You spent months — maybe years — writing your book. But if your author website isn't set up to sell, you're leaving money on the table every single day. The good news: a well-built author website works around the clock, converting visitors into buyers even while you sleep.
This guide walks you through exactly how to build an author website that doesn't just look good — it sells books.
Social media platforms change algorithms overnight. Amazon controls your relationship with buyers. But your website? That's yours. It's the one piece of digital real estate you own completely.
A strong author website does several things simultaneously: it builds credibility, captures email addresses, ranks in Google search, and converts casual visitors into paying readers. Done right, it becomes your best salesperson — one that never sleeps, never calls in sick, and never asks for a commission.
Before we get into the mechanics, understand this: the single biggest trust signal you can add to your author website is third-party reviews. Not blurbs from your friends. Not your own summary of the book. Independent, editorial reviews from credible sources. If you haven't pursued professional reviews yet, getting your book reviewed at AccessoryToSuccess.com is one of the fastest ways to build that credibility — and it's content you can feature prominently on your site.
Most authors do well with WordPress (self-hosted), Squarespace, or Wix. Here's a quick breakdown:
Whatever platform you choose, make sure it supports custom domains, has fast load times, and is mobile-responsive. Over 60% of web traffic is mobile — if your site looks broken on a phone, you're losing sales.
Most author websites are missing the pages that actually drive sales. Here's what you need:
Your homepage has one job: make the right visitor stay and take an action. Lead with your book cover, a compelling one-line hook about what the book does for the reader, and a clear buy button. Don't bury the lead with your biography.
Each book deserves its own dedicated page. Include: a high-resolution cover image, the back cover description, endorsements, editorial reviews, and buy links to multiple retailers. This is also where you prominently feature any professional reviews you've earned — this is prime real estate for social proof.
Readers want to connect with authors, not corporations. Write your About page in first person, make it human, and tie your personal story to why you wrote the book. Include a professional photo.
A blog is how Google finds you. Regular, keyword-rich content about topics your readers care about will drive organic traffic that costs you nothing. We'll come back to this.
Make it easy for journalists, podcasters, and event organizers to reach you. Include a downloadable press kit, your headshot, and a short bio. If you want media coverage, make their job effortless.
Social media followers are rented. Email subscribers are owned. Every page on your author website should have an opportunity for visitors to join your list.
The best-performing lead magnets for authors include: a free chapter, a companion guide to the book, an exclusive short story, or a reading list. Something genuinely useful — not just "sign up for my newsletter."

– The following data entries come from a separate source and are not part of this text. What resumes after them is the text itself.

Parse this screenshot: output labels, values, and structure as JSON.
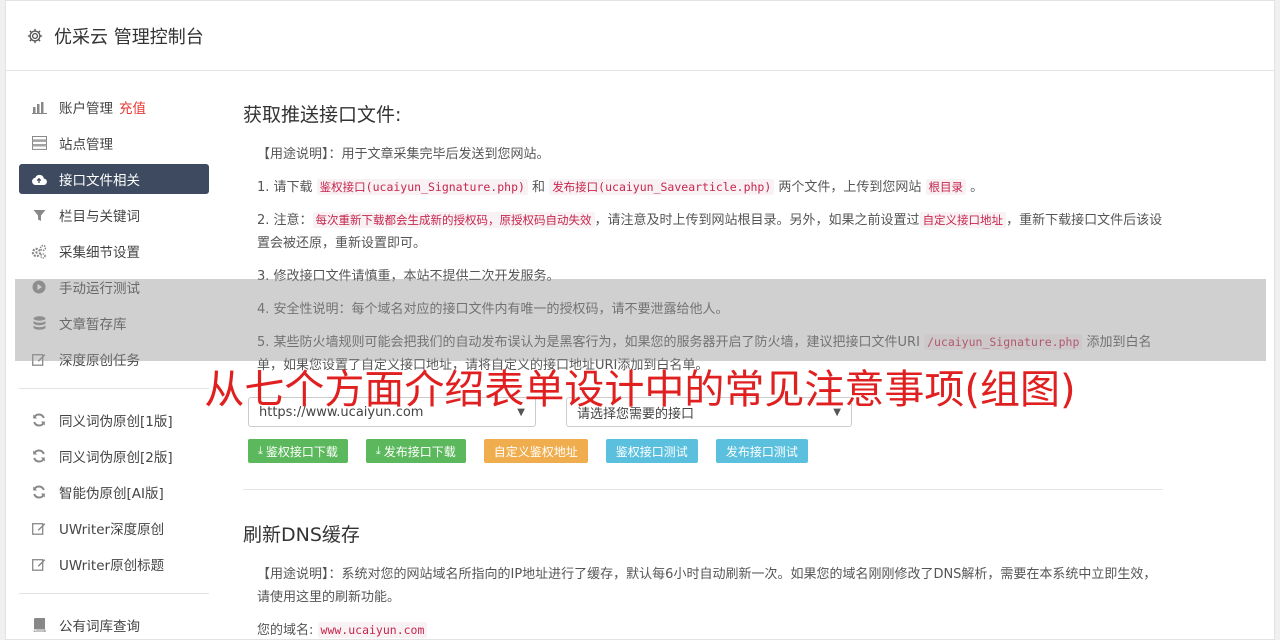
{
  "header": {
    "title": "优采云 管理控制台"
  },
  "sidebar": {
    "items": [
      {
        "label": "账户管理",
        "icon": "bar-chart-icon",
        "extra": "充值"
      },
      {
        "label": "站点管理",
        "icon": "server-icon"
      },
      {
        "label": "接口文件相关",
        "icon": "cloud-upload-icon",
        "active": true
      },
      {
        "label": "栏目与关键词",
        "icon": "filter-icon"
      },
      {
        "label": "采集细节设置",
        "icon": "gears-icon"
      },
      {
        "label": "手动运行测试",
        "icon": "play-circle-icon"
      },
      {
        "label": "文章暂存库",
        "icon": "database-icon"
      },
      {
        "label": "深度原创任务",
        "icon": "edit-icon"
      }
    ],
    "items2": [
      {
        "label": "同义词伪原创[1版]",
        "icon": "refresh-icon"
      },
      {
        "label": "同义词伪原创[2版]",
        "icon": "refresh-icon"
      },
      {
        "label": "智能伪原创[AI版]",
        "icon": "refresh-icon"
      },
      {
        "label": "UWriter深度原创",
        "icon": "edit-icon"
      },
      {
        "label": "UWriter原创标题",
        "icon": "edit-icon"
      }
    ],
    "items3": [
      {
        "label": "公有词库查询",
        "icon": "book-icon"
      }
    ]
  },
  "section1": {
    "title": "获取推送接口文件:",
    "usage": "【用途说明】：用于文章采集完毕后发送到您网站。",
    "p1": {
      "a": "1. 请下载 ",
      "c1": "鉴权接口(ucaiyun_Signature.php)",
      "b": " 和 ",
      "c2": "发布接口(ucaiyun_Savearticle.php)",
      "d": " 两个文件，上传到您网站 ",
      "c3": "根目录",
      "e": " 。"
    },
    "p2": {
      "a": "2. 注意：",
      "c1": "每次重新下载都会生成新的授权码，原授权码自动失效",
      "b": "，请注意及时上传到网站根目录。另外，如果之前设置过",
      "c2": "自定义接口地址",
      "d": "，重新下载接口文件后该设置会被还原，重新设置即可。"
    },
    "p3": "3. 修改接口文件请慎重，本站不提供二次开发服务。",
    "p4": "4. 安全性说明：每个域名对应的接口文件内有唯一的授权码，请不要泄露给他人。",
    "p5": {
      "a": "5. 某些防火墙规则可能会把我们的自动发布误认为是黑客行为，如果您的服务器开启了防火墙，建议把接口文件URI ",
      "c1": "/ucaiyun_Signature.php",
      "b": " 添加到白名单，如果您设置了自定义接口地址，请将自定义的接口地址URI添加到白名单。"
    },
    "select_site": "https://www.ucaiyun.com",
    "select_api": "请选择您需要的接口",
    "buttons": {
      "b1": "鉴权接口下载",
      "b2": "发布接口下载",
      "b3": "自定义鉴权地址",
      "b4": "鉴权接口测试",
      "b5": "发布接口测试"
    }
  },
  "section2": {
    "title": "刷新DNS缓存",
    "usage": "【用途说明】：系统对您的网站域名所指向的IP地址进行了缓存，默认每6小时自动刷新一次。如果您的域名刚刚修改了DNS解析，需要在本系统中立即生效，请使用这里的刷新功能。",
    "domain_label": "您的域名:",
    "domain_value": "www.ucaiyun.com"
  },
  "overlay": {
    "title": "从七个方面介绍表单设计中的常见注意事项(组图)"
  },
  "colors": {
    "active_nav": "#3d4a5f",
    "green": "#5cb85c",
    "orange": "#f0ad4e",
    "blue": "#5bc0de",
    "overlay_text": "#e02020"
  }
}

Tools like ConvertKit, Mailchimp, and Flodesk all integrate cleanly with author websites. Once someone is on your list, you can reach them directly every time you have a new book, a sale, or something worth sharing. As Jane Friedman notes, email remains the highest-converting marketing channel for authors — consistently outperforming social media for actual book sales.
For a deeper dive on building your list before your next launch, check out our guide on how to build an author email list before your book launches.
SEO doesn't have to be complicated. For authors, the basics get you most of the way:
Reedsy's guide to author websites has a solid overview of the SEO basics worth bookmarking.
This is the step most authors skip — and it's the one that costs them the most sales.
Visitors who land on your book page are evaluating whether to trust you enough to spend money. A review from a credible third party — not Amazon star ratings, not blurbs from your cousin — is what tips the scales.
Professional editorial reviews belong: on your book page (above the fold if possible), on your homepage, in your press kit, and in your email marketing. One good review can be repurposed across a dozen touchpoints.
If you're building your review portfolio, AccessoryToSuccess.com offers professional book reviews that you own and can use anywhere — on your website, in your marketing materials, and in pitches to retailers and media. It's one of the highest-ROI investments you can make in your author website.
For more on why reviews matter beyond just Amazon, read our post on why book reviews are essential for author success.
Don't just link to Amazon and call it done. Here's a smarter approach:
Install Google Analytics 4 (it's free) and Google Search Console (also free). These two tools tell you where your traffic is coming from, which pages people visit, how long they stay, and what search terms are driving visitors to your site.
Check your analytics monthly. Look for which blog posts drive the most traffic, which pages have the highest bounce rate, and which buy links get the most clicks. Then do more of what's working.
Here's what a high-performing author website looks like in practice: a visitor searches for a topic related to your book, finds one of your blog posts, reads it, clicks through to your book page, sees professional reviews and endorsements, joins your email list to get a free chapter, and buys the book three days later after your welcome email sequence.
That entire journey can happen without you lifting a finger — if your website is set up correctly.
Start with the fundamentals: the right platform, the right pages, email capture, and a blog. Then layer in SEO and reviews. For everything else — book marketing 101 and our guide on building an author website that converts visitors to buyers — are good next reads.
Your book deserves a website that works as hard as you do. Build it once, and it'll sell for you for years.